During a job interview a few years ago, a senior scholar asked me what led me to co-found The Activist History Review, which launched four years ago today. I answered that, in part, we hoped to help Americans understand and reject the racist candidacy and policies of Donald Trump. One of the interviewers let out an audible gasp.
I’ve given a lot of thought to that exchange over subsequent years, both from my perspective as a scholar and as an editor at TAHR. Would the search committee have the same response now, after the Capitol Insurrection? After we saw migrant kids in cages? After the trans and muslim bans? Were the racist birtherism and nativist, authoritarian demagoguery of the campaign acceptable? Or was it simply unseemly that scholars might engage the world around them?

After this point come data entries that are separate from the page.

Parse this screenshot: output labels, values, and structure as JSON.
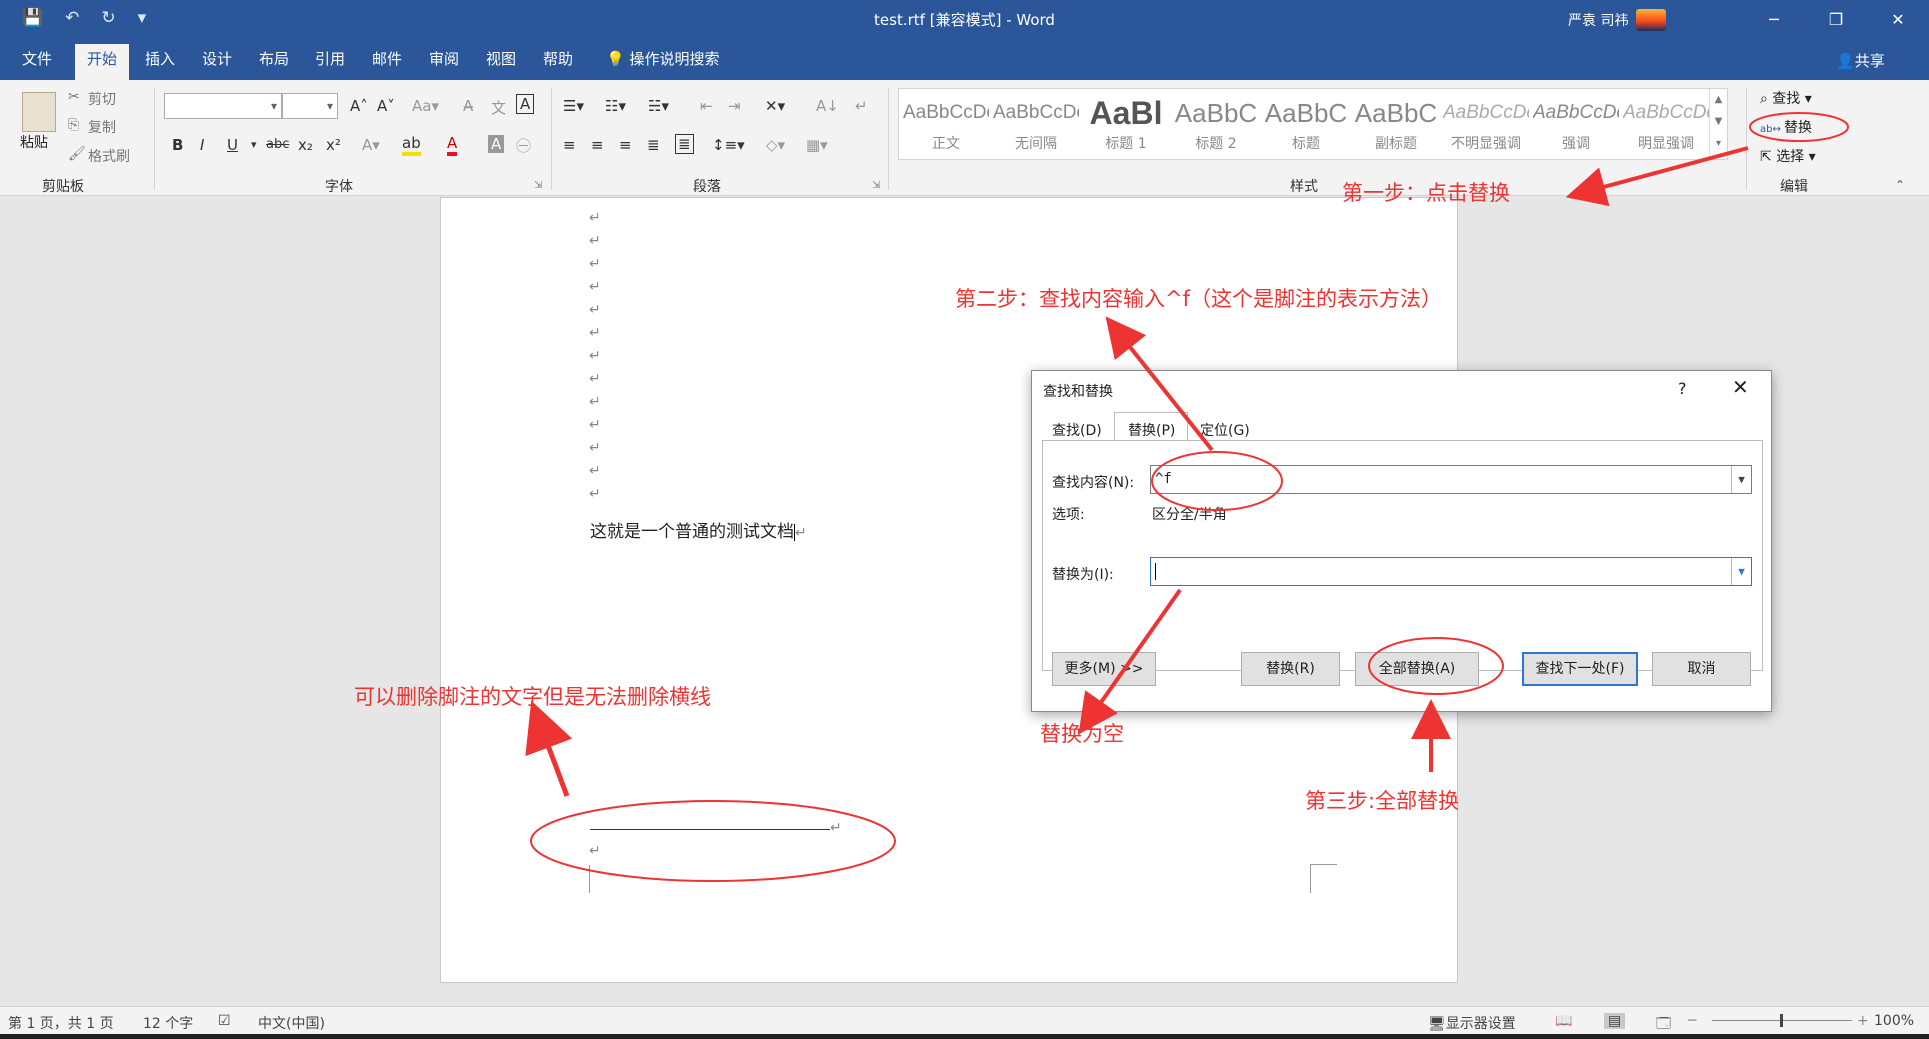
{
  "window": {
    "title": "test.rtf [兼容模式] - Word",
    "user": "严袁 司祎",
    "controls": [
      "─",
      "❐",
      "✕"
    ]
  },
  "qat": {
    "save_icon": "💾",
    "undo_icon": "↶",
    "redo_icon": "↻",
    "more_icon": "▾"
  },
  "tabs": {
    "file": "文件",
    "home": "开始",
    "insert": "插入",
    "design": "设计",
    "layout": "布局",
    "references": "引用",
    "mailings": "邮件",
    "review": "审阅",
    "view": "视图",
    "help": "帮助",
    "tell_me": "操作说明搜索",
    "share": "共享"
  },
  "ribbon": {
    "clipboard": {
      "paste": "粘贴",
      "cut": "剪切",
      "copy": "复制",
      "format_painter": "格式刷",
      "label": "剪贴板"
    },
    "font": {
      "label": "字体"
    },
    "paragraph": {
      "label": "段落"
    },
    "styles": {
      "label": "样式",
      "items": [
        {
          "sample": "AaBbCcDc",
          "name": "正文"
        },
        {
          "sample": "AaBbCcDc",
          "name": "无间隔"
        },
        {
          "sample": "AaBl",
          "name": "标题 1"
        },
        {
          "sample": "AaBbC",
          "name": "标题 2"
        },
        {
          "sample": "AaBbC",
          "name": "标题"
        },
        {
          "sample": "AaBbC",
          "name": "副标题"
        },
        {
          "sample": "AaBbCcDc",
          "name": "不明显强调"
        },
        {
          "sample": "AaBbCcDc",
          "name": "强调"
        },
        {
          "sample": "AaBbCcDc",
          "name": "明显强调"
        }
      ]
    },
    "editing": {
      "find": "查找",
      "replace": "替换",
      "select": "选择",
      "label": "编辑"
    }
  },
  "document": {
    "body_text": "这就是一个普通的测试文档",
    "paragraph_mark": "↵"
  },
  "dialog": {
    "title": "查找和替换",
    "help": "?",
    "close": "✕",
    "tabs": {
      "find": "查找(D)",
      "replace": "替换(P)",
      "goto": "定位(G)"
    },
    "find_label": "查找内容(N):",
    "find_value": "^f",
    "options_label": "选项:",
    "options_value": "区分全/半角",
    "replace_label": "替换为(I):",
    "replace_value": "",
    "buttons": {
      "more": "更多(M) >>",
      "replace": "替换(R)",
      "replace_all": "全部替换(A)",
      "find_next": "查找下一处(F)",
      "cancel": "取消"
    }
  },
  "statusbar": {
    "page": "第 1 页，共 1 页",
    "words": "12 个字",
    "language": "中文(中国)",
    "display_settings": "显示器设置",
    "zoom": "100%"
  },
  "annotations": {
    "step1": "第一步：点击替换",
    "step2": "第二步：查找内容输入^f（这个是脚注的表示方法）",
    "replace_empty": "替换为空",
    "step3": "第三步:全部替换",
    "note": "可以删除脚注的文字但是无法删除横线"
  },
  "colors": {
    "word_blue": "#2b579a",
    "annotation_red": "#ee3333",
    "focus_blue": "#2b78d4"
  }
}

I can’t know for certain the precise cause of the gasp, but I’m all too aware that I transgressed the “civility” norms of academia—that scholars are trained that it is both impolite and bad scholarship to speak and act in overtly political terms. We can hope for particular changes to our world, another senior scholar lectured me years later at the annual meeting of the Southern Historical Association, but we can never work to implement those changes and betray our impartiality. We should only convey “what happened,” I’m told, to the best of our ability. That idea is dangerous and absurd.

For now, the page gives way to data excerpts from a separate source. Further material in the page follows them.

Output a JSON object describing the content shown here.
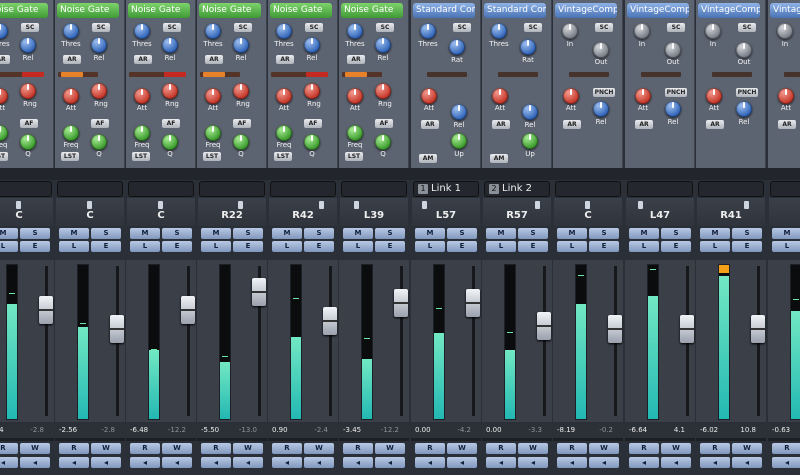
{
  "knob_labels": {
    "thres": "Thres",
    "rel": "Rel",
    "att": "Att",
    "rng": "Rng",
    "freq": "Freq",
    "q": "Q",
    "in": "In",
    "out": "Out",
    "rat": "Rat",
    "up": "Up"
  },
  "button_labels": {
    "sc": "SC",
    "ar": "AR",
    "af": "AF",
    "lst": "LST",
    "am": "AM",
    "pnch": "PNCH",
    "mute": "M",
    "solo": "S",
    "listen": "L",
    "edit": "E",
    "read": "R",
    "write": "W"
  },
  "channels": [
    {
      "plugin": "Noise Gate",
      "type": "gate",
      "link": "",
      "pan": "C",
      "vol": "0.04",
      "peak": "-2.8",
      "peak_hot": false,
      "pan_pos": 0.5,
      "meter": 0.75,
      "peak_mark": 0.84,
      "fader": 0.72,
      "clip": false
    },
    {
      "plugin": "Noise Gate",
      "type": "gate",
      "link": "",
      "pan": "C",
      "vol": "-2.56",
      "peak": "-2.8",
      "peak_hot": false,
      "pan_pos": 0.5,
      "meter": 0.6,
      "peak_mark": 0.64,
      "fader": 0.58,
      "clip": false
    },
    {
      "plugin": "Noise Gate",
      "type": "gate",
      "link": "",
      "pan": "C",
      "vol": "-6.48",
      "peak": "-12.2",
      "peak_hot": false,
      "pan_pos": 0.5,
      "meter": 0.45,
      "peak_mark": 0.47,
      "fader": 0.72,
      "clip": false
    },
    {
      "plugin": "Noise Gate",
      "type": "gate",
      "link": "",
      "pan": "R22",
      "vol": "-5.50",
      "peak": "-13.0",
      "peak_hot": false,
      "pan_pos": 0.65,
      "meter": 0.37,
      "peak_mark": 0.42,
      "fader": 0.86,
      "clip": false
    },
    {
      "plugin": "Noise Gate",
      "type": "gate",
      "link": "",
      "pan": "R42",
      "vol": "0.90",
      "peak": "-2.4",
      "peak_hot": false,
      "pan_pos": 0.8,
      "meter": 0.53,
      "peak_mark": 0.81,
      "fader": 0.64,
      "clip": false
    },
    {
      "plugin": "Noise Gate",
      "type": "gate",
      "link": "",
      "pan": "L39",
      "vol": "-3.45",
      "peak": "-12.2",
      "peak_hot": false,
      "pan_pos": 0.23,
      "meter": 0.39,
      "peak_mark": 0.54,
      "fader": 0.78,
      "clip": false
    },
    {
      "plugin": "Standard Comp",
      "type": "std",
      "link": "Link 1",
      "link_num": "1",
      "pan": "L57",
      "vol": "0.00",
      "peak": "-4.2",
      "peak_hot": false,
      "pan_pos": 0.16,
      "meter": 0.56,
      "peak_mark": 0.74,
      "fader": 0.78,
      "clip": false
    },
    {
      "plugin": "Standard Comp",
      "type": "std",
      "link": "Link 2",
      "link_num": "2",
      "pan": "R57",
      "vol": "0.00",
      "peak": "-3.3",
      "peak_hot": false,
      "pan_pos": 0.84,
      "meter": 0.45,
      "peak_mark": 0.58,
      "fader": 0.6,
      "clip": false
    },
    {
      "plugin": "VintageComp",
      "type": "vint",
      "link": "",
      "pan": "C",
      "vol": "-8.19",
      "peak": "-0.2",
      "peak_hot": false,
      "pan_pos": 0.5,
      "meter": 0.75,
      "peak_mark": 0.96,
      "fader": 0.58,
      "clip": false
    },
    {
      "plugin": "VintageComp",
      "type": "vint",
      "link": "",
      "pan": "L47",
      "vol": "-6.64",
      "peak": "4.1",
      "peak_hot": true,
      "pan_pos": 0.2,
      "meter": 0.8,
      "peak_mark": 1.0,
      "fader": 0.58,
      "clip": false
    },
    {
      "plugin": "VintageComp",
      "type": "vint",
      "link": "",
      "pan": "R41",
      "vol": "-6.02",
      "peak": "10.8",
      "peak_hot": true,
      "pan_pos": 0.76,
      "meter": 0.93,
      "peak_mark": 1.0,
      "fader": 0.58,
      "clip": true
    },
    {
      "plugin": "VintageComp",
      "type": "vint",
      "link": "",
      "pan": "",
      "vol": "-0.63",
      "peak": "",
      "peak_hot": false,
      "pan_pos": 0.5,
      "meter": 0.7,
      "peak_mark": 0.8,
      "fader": 0.75,
      "clip": false
    }
  ]
}
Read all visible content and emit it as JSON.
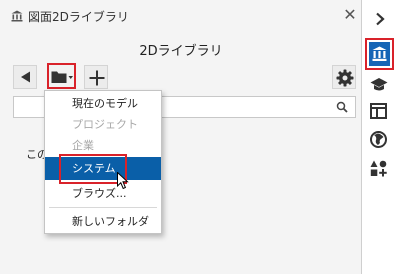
{
  "panel": {
    "title": "図面2Dライブラリ",
    "close_symbol": "✕",
    "library_title": "2Dライブラリ"
  },
  "toolbar": {
    "back_icon": "triangle-left-icon",
    "folder_icon": "folder-dropdown-icon",
    "add_icon": "plus-icon",
    "settings_icon": "gear-icon"
  },
  "search": {
    "value": "",
    "placeholder": "",
    "icon": "magnifier-icon"
  },
  "content": {
    "text": "この"
  },
  "folder_menu": {
    "items": [
      {
        "label": "現在のモデル",
        "enabled": true
      },
      {
        "label": "プロジェクト",
        "enabled": false
      },
      {
        "label": "企業",
        "enabled": false
      },
      {
        "label": "システム",
        "enabled": true,
        "selected": true
      },
      {
        "label": "ブラウズ...",
        "enabled": true
      },
      {
        "label": "新しいフォルダ",
        "enabled": true
      }
    ]
  },
  "sidebar": {
    "items": [
      {
        "icon": "chevron-right-icon"
      },
      {
        "icon": "library-icon",
        "active": true
      },
      {
        "icon": "graduation-cap-icon"
      },
      {
        "icon": "layout-icon"
      },
      {
        "icon": "globe-icon"
      },
      {
        "icon": "shapes-icon"
      }
    ]
  },
  "colors": {
    "accent": "#1565b6",
    "selection": "#0a5fa8",
    "highlight_box": "#d9222a"
  }
}
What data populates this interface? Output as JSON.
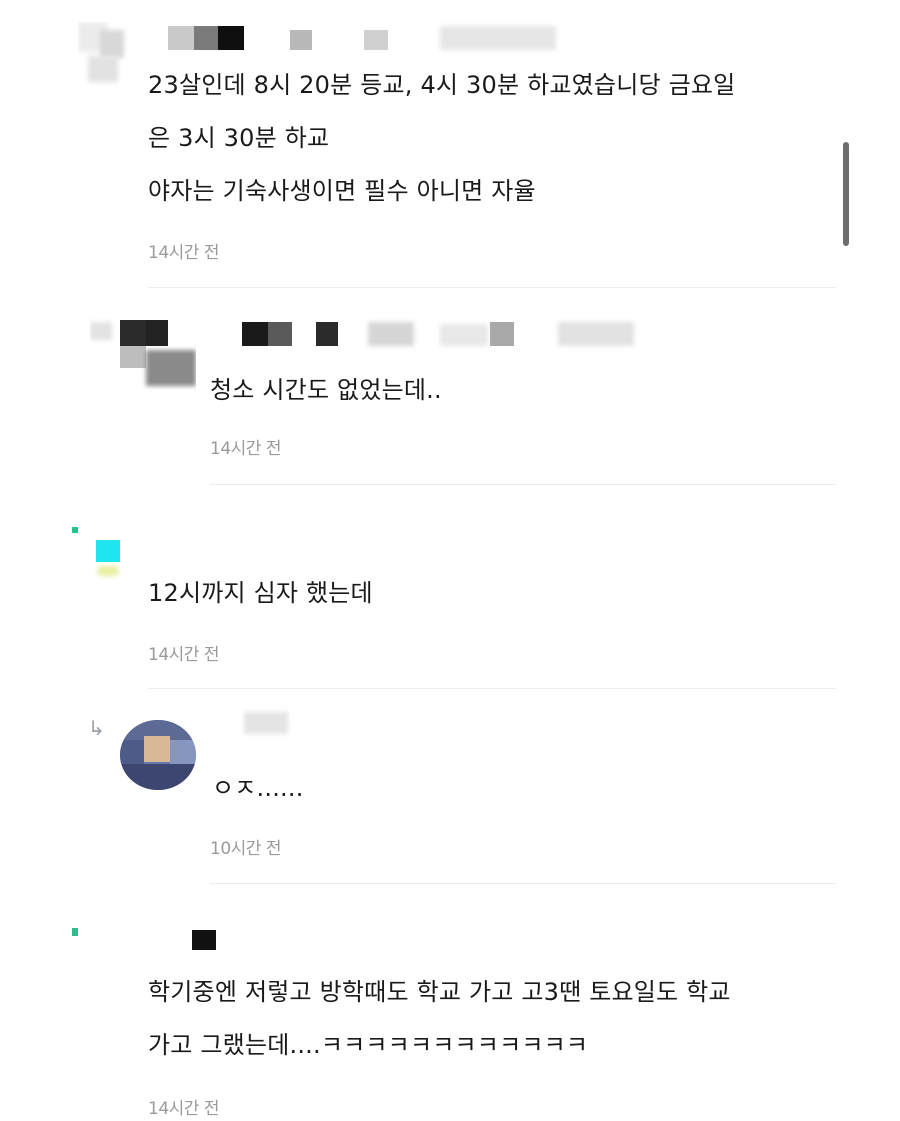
{
  "comments": [
    {
      "lines": [
        "23살인데 8시 20분 등교, 4시 30분 하교였습니당 금요일",
        "은 3시 30분 하교",
        "야자는 기숙사생이면 필수 아니면 자율"
      ],
      "time": "14시간 전"
    },
    {
      "lines": [
        "청소 시간도 없었는데.."
      ],
      "time": "14시간 전"
    },
    {
      "lines": [
        "12시까지 심자 했는데"
      ],
      "time": "14시간 전"
    },
    {
      "lines": [
        "ㅇㅈ......"
      ],
      "time": "10시간 전"
    },
    {
      "lines": [
        "학기중엔 저렇고 방학때도 학교 가고 고3땐 토요일도 학교",
        "가고 그랬는데....ㅋㅋㅋㅋㅋㅋㅋㅋㅋㅋㅋㅋ"
      ],
      "time": "14시간 전"
    }
  ],
  "icons": {
    "reply": "reply-arrow-icon",
    "avatar": "avatar-icon"
  }
}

Although there are innumerable reasons why the civility approach to academia is inadequate and oppressive, two strike me as especially relevant today.
First, if the rationale—as we often hear—is that keeping “above the fray” of politics insulates academics and protects the profession, I’m afraid I have to report that this approach has utterly failed. Our work is political whether or not we choose to acknowledge that fact because that’s how power works. Writing about anything that matters—race, class, gender, age, ability, ecology—is inherently political and questions the legitimacy of the powerful. We pretend otherwise at our peril. As the infinitely stupid 1776 Report illustrates, white elites find the work we do as educators and intellectuals inherently threatening. They claim that we teach students to “hate one’s country or the world for its inevitable wrongs,” and you can be absolutely certain that Republicans across the country will use the report to limit what, how, and where we can write and teach. Indeed, the ethnic studies ban of the recently upheld Arizona HB2281 and the so-called “Black Identity Extremist” terrorism classification by the FBI already laid the groundwork for precisely such efforts.
Second, failing to address systems of exploitation and abuse, especially for those of us who claim to understand their workings, makes us complicit in their operation. I realize that’s a provocative statement, but it’s the truth. If we actually understand the implications of our research in systems of oppression, how on earth can we sit by, passing off the occasional sassy remark at scholarly conferences as making some kind of difference? And the alternative—that we don’t understand our own work—isn’t better. What we’re left with, in either case, is an “enlightened” intelligentsia class with little care for actual human suffering. That is, at best, a bad look and makes us obviously complicit in the systems we fail to change.